A department store clerk was alarmed to see a blind man walk into the
store, pick up his seeing-eye dog, and swing it around in circles over
his head by it's tail. The clerk rushes over and asks, "Sir! Is
there something I can help you with?!"

The blind man says "No, thanks. I'm just looking around."

2. DUMB JOE

Two men walk into a bar to have a drink. The first man turned to the
second and said, "That guy there? That's Dumb Joe. He's been around
here for 20 years or so.

"Why do they call him Dumb Joe?" the second man asked.

"Well, watch this," replied the first. He walked over to Joe and
asked him, "Joe, here is a nice shiny quarter and a nice dollar bill.
Which one do you want?"

Dumb Joe took the quarter, and as always, everyone in the bar laughed.
The man walked back to his table an said to his friend, "He does that
a dozen times a day."

Later, the second man walked up to Dumb Joe and asked him, "Why do you
do that and have people laugh at you?"

"Well," says Joe, "if I took the dollar, the game would have been over
years ago."

3. MR. JONES

An old man, Mr. Jones, was living the last of his life in a nursing
home. One day, he appeared to be very sad and depressed. Nurse
Tracey asked if there was anything wrong.

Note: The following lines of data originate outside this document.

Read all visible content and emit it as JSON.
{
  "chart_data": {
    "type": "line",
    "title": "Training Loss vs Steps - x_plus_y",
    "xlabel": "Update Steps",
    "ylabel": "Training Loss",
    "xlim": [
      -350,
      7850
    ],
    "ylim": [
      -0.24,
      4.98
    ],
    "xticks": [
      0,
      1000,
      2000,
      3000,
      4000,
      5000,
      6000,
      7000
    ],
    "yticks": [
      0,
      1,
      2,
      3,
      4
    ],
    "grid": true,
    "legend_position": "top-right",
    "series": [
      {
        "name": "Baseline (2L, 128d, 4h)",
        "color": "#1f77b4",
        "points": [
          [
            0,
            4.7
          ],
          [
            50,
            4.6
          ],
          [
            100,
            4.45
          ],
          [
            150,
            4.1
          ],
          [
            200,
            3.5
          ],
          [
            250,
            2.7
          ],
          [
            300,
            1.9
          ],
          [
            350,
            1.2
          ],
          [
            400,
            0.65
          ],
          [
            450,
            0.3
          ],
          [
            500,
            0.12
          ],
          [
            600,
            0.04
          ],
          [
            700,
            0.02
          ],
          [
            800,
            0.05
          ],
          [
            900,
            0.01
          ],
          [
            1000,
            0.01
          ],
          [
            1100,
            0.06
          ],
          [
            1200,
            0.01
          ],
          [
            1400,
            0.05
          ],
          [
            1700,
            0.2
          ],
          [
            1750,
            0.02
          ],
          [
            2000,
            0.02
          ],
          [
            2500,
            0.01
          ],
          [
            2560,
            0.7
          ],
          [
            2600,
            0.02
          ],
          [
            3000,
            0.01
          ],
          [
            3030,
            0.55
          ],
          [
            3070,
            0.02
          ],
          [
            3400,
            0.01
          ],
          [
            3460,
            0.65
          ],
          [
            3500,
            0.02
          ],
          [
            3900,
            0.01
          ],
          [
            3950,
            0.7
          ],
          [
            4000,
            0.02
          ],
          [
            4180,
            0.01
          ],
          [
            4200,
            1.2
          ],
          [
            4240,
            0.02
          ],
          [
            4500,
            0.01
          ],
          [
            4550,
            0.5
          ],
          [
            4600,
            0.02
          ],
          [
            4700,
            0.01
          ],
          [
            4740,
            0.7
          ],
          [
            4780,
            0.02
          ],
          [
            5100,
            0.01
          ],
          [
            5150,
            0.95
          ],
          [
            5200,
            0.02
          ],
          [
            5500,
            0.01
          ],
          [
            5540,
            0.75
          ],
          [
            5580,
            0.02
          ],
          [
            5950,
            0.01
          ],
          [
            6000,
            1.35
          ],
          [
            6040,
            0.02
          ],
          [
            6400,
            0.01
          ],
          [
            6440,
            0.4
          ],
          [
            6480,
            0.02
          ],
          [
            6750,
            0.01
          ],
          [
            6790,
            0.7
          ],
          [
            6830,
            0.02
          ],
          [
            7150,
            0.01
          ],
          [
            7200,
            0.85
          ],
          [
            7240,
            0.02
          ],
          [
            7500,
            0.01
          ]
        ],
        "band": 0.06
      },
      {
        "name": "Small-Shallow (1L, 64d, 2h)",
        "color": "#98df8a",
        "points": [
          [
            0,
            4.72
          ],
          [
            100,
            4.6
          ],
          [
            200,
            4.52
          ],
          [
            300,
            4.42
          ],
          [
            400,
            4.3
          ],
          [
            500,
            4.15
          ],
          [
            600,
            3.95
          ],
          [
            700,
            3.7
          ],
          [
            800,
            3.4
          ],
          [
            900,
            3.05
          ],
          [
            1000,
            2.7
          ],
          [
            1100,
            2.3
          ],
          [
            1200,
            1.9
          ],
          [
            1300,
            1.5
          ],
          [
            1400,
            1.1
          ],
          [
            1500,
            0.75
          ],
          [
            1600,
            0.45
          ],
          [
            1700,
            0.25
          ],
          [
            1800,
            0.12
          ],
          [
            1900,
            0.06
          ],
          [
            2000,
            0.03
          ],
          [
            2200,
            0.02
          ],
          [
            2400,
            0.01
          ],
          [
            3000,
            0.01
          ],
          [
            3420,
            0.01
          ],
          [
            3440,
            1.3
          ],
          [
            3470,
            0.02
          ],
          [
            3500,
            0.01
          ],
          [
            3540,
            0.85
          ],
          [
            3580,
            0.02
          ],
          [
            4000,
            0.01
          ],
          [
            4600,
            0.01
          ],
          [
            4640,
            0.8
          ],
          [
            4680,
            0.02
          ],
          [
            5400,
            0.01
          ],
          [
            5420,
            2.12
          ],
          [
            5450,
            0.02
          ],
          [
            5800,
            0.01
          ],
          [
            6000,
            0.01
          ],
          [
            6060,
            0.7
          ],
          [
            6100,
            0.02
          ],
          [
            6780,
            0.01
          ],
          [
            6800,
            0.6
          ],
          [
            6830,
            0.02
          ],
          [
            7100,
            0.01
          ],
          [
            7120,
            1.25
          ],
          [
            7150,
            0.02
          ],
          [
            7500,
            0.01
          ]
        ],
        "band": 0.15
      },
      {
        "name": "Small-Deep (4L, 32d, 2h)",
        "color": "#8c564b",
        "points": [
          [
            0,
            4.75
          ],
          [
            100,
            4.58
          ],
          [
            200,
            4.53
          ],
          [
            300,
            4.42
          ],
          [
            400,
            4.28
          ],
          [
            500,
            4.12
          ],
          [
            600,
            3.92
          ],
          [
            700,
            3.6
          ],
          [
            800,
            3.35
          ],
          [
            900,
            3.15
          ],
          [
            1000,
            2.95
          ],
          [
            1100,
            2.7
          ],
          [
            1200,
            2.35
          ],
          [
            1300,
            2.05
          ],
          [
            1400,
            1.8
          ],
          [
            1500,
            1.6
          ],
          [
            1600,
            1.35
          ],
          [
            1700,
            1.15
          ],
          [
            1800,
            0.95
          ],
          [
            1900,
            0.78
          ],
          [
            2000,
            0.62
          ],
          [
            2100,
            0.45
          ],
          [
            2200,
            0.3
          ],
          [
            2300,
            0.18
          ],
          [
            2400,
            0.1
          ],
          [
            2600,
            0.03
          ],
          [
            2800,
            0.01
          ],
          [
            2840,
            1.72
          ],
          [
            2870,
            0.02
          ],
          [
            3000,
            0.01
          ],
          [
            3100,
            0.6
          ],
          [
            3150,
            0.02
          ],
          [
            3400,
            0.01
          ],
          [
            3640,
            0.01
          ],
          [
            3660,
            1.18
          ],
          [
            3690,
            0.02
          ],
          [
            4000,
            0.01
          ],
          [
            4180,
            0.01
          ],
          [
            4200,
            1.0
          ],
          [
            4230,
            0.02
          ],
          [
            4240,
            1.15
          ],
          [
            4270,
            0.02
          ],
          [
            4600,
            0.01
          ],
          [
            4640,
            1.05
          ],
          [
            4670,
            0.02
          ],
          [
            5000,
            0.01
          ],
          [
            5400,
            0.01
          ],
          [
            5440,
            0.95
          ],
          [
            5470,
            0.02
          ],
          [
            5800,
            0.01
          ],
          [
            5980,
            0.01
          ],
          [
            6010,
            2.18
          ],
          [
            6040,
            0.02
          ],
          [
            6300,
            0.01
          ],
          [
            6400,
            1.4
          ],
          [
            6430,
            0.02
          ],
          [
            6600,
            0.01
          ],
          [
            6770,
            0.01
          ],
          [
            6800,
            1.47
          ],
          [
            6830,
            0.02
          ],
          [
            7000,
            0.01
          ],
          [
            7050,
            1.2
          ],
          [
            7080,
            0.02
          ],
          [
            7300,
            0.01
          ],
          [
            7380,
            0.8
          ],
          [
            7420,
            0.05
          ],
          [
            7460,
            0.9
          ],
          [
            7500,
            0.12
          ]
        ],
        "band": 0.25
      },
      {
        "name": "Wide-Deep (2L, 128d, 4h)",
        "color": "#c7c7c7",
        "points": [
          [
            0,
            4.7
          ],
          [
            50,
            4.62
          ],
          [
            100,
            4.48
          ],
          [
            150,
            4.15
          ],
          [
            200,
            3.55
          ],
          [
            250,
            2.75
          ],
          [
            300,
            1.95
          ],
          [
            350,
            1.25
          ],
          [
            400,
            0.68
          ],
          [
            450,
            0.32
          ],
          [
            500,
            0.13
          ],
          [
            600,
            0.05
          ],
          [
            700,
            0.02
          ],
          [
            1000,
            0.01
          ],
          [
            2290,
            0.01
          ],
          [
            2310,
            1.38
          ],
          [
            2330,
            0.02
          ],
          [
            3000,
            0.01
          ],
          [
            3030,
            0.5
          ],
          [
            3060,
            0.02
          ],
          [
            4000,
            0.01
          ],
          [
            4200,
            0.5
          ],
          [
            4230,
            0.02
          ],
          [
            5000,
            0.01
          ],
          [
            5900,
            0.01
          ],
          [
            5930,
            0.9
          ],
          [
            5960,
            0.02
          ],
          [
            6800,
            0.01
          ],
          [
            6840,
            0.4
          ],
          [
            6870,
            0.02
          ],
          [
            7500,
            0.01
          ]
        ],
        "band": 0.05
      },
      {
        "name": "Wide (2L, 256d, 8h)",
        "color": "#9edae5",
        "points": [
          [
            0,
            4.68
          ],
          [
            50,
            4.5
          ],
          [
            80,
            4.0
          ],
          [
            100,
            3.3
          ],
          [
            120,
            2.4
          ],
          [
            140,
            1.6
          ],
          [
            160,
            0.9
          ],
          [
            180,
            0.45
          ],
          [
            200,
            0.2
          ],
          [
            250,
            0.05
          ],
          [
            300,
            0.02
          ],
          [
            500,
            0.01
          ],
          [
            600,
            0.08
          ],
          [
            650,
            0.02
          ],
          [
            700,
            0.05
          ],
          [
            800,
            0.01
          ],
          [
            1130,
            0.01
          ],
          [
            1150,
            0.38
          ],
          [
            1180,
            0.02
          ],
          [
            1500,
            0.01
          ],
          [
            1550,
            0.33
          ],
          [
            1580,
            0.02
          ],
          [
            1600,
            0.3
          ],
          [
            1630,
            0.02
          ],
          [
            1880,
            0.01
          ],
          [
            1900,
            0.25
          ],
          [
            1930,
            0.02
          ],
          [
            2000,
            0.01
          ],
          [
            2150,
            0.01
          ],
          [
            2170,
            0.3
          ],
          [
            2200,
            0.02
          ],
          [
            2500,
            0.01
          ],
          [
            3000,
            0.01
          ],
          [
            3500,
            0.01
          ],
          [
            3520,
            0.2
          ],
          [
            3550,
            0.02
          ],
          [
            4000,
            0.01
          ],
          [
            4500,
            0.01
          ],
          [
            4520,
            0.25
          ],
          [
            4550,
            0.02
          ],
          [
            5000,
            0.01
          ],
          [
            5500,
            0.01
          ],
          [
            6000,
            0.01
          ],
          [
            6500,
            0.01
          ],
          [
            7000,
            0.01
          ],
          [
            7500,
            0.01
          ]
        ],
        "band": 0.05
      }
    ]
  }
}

"Yes, Nurse Tracey," said Mr. Jones, "My 'little friend' died today,
and I am very sad."

Knowing her patients were forgetful and sometimes a little crazy, she
replied, "Oh I'm so sorry, Mr. Jones. Please accept my condolences. "

The following day, Mr. Jones was walking down the hall with his
'little friend' hanging out of his pajamas, when he met Nurse Tracey.

"Mr. Jones," she said, "You shouldn't be walking down the hall like
this, please put your 'friend' back inside your pajamas."

"But Nurse Tracey," replied Mr. Jones, "I told you yesterday that it
died."

"Yes, you did tell me that, but why is it hanging out of your
pajamas?" asked Nurse Tracey.

"Well," he replied. "Today's the viewing."